Wednesday, November 2, 2022

Words of the year

From the Australian National Dictionary Centre, teal : “of or relating to an independent political candidate or politician who advocates for greater integrity in parliament and more action on addressing harmful climate change. noun: such a candidate.”

From the Cambridge Dictionary, homer : “This informal American English term for a home run in baseball left players of Wordle who were not familiar with the word feeling confused and frustrated. Tens of thousands of these Wordle players took to the Cambridge Dictionary to understand the meaning of the word homer.”

From the Collins Dictionary, permacrisis, “a term that describes ‘an extended period of instability and insecurity,’” “one of several words Collins highlights that relate to ongoing crises the UK and the world have faced and continue to face, including political instability, the war in Ukraine, climate change, and the cost-of-living crisis.”

From, woman : “Our selection of woman as our 2022 Word of the Year reflects how the intersection of gender, identity, and language dominates the current cultural conversation and shapes much of our work as a dictionary.”
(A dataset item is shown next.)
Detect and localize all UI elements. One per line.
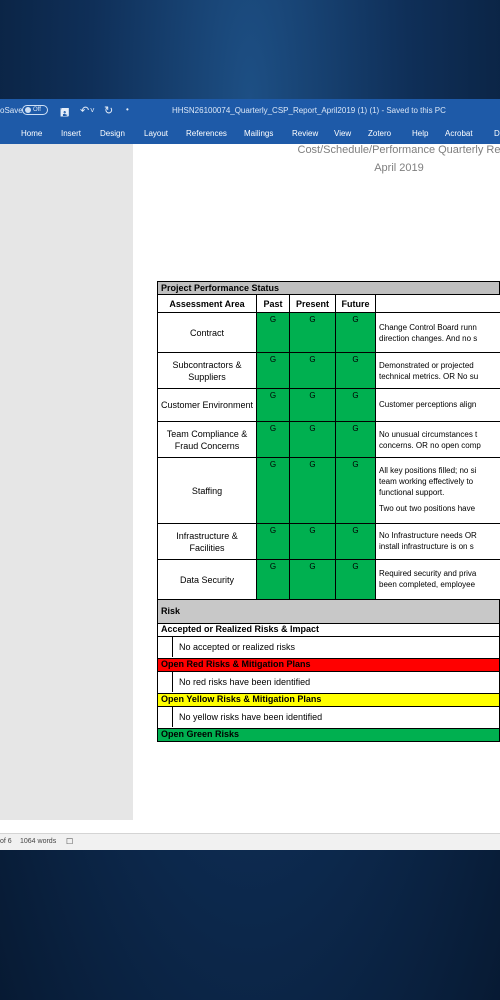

From Merriam-Webster, gaslighting : “In this age of misinformation — of ‘fake news,’ conspiracy theories, Twitter trolls, and deepfakes — gaslighting has emerged as a word for our time.”

From voters in a poll conducted by Oxford Languages, goblin mode : “‘Goblin mode’ – a slang term, often used in the expressions ‘in goblin mode’ or ‘to go goblin mode’ – is ‘a type of behaviour which is unapologetically self-indulgent, lazy, slovenly, or greedy, typically in a way that rejects social norms or expectations.’” Goblin mode beat metaverse and #IStandWith. I think that in conducting this poll, Oxford Languages was stunting.

I’ll add to this post as more words arrive.